The organisation, which has up to 100 members in the under-18 age category, has been inviting its junior musicians to record performances in their homes and share them on the Tulla Comhaltas Facebook page. The activity has proven hugely popular with audiences worldwide and has been instrumental in keeping young musicians busy and learning while the lock-down continues.
The initiative is the brain-child of Youth Officer Aisling Hunt, who, up to the advent of the crisis, had been busy training junior members for Fleadh Cheoil na hÉireann, the All-Ireland Fleadh.

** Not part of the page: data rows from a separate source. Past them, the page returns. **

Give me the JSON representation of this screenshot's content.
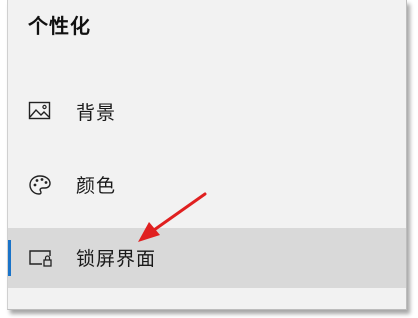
{
  "page_title": "个性化",
  "nav": {
    "items": [
      {
        "label": "背景",
        "icon": "picture-icon"
      },
      {
        "label": "颜色",
        "icon": "palette-icon"
      },
      {
        "label": "锁屏界面",
        "icon": "lock-screen-icon",
        "selected": true
      }
    ]
  },
  "colors": {
    "selected_background": "#d9d9d9",
    "selected_indicator": "#1a73c8",
    "annotation_arrow": "#e02020"
  }
}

“At the moment, there are no individual lessons going on, no group practices and no sessions,” she explained. “We don’t know if or when the Fleadh will take place. That was scheduled for August in Mullingar, but it’s now postponed. Our young members had been really busy practising and we wanted to make sure that they’re still getting a chance to play. We have U-12, U-15 and U-18 age categories, with up to 30 or more in each. They’re off school and, obviously, they’re not able to get to their lessons and practice sessions, so lots of them are really missing those. We have quite a few family groups, so they have the opportunity to play together, but other members won’t have that chance. We’re encouraging them now to perform a few pieces and share them, so that’s a way of getting them busy with their music and motivated to keep practising.”
Twenty-four year-old Aisling, who plays the button accordion herself, came up through the ranks of Tulla Comhaltas and is delighted now to be giving something back to the organisation.
“I have a U-18 céilí band that I would normally be training in my own house,” she explained. “Other friends of mine who would also have come up through Tulla Comhaltas are also involved and there are three U-18 bands in total. At least, by performing on Facebook, they have an outlet.”
Aisling noted that the online performances have also been very well-received by audiences who are missing out on regular musical gatherings because of the Coronavirus restrictions.
“In a way, these are virtual concerts people can watch on Facebook. That’s great because for everyone who loves music, there’s nowhere to go to hear it. All of the regular gatherings are cancelled. So, we’ve had messages of support from as far away as Boston and Australia.”
The response from Tulla Comhaltas members has been building too with young musicians overcoming their initial shyness, Aisling said. “They’ve been coming in gradually and we’re posting one a day on Facebook. My sister and myself put up pieces over the weekend and that’s encouraged more members to do the same and not to be shy. We’ll keep things going as long as it takes because it’s a really positive way for the kids to learn and keep busy.”
The initiative is also a way to cope with the uncertainty over the Fleadh schedule and to keep Tulla Comhaltas members – who hail from as far afield as West Clare – up-to-date with their practice. “For now, the All-Ireland is postponed, with the possibility it might happen in October, but we really don’t know at this stage,’ Aisling said. “As regards the County Fleadh, that was scheduled for June in Lisdoonvarna, and is actually one of the later county events, lots of them were scheduled for April and May, that still depends on the lifting of restrictions, whenever that happens.”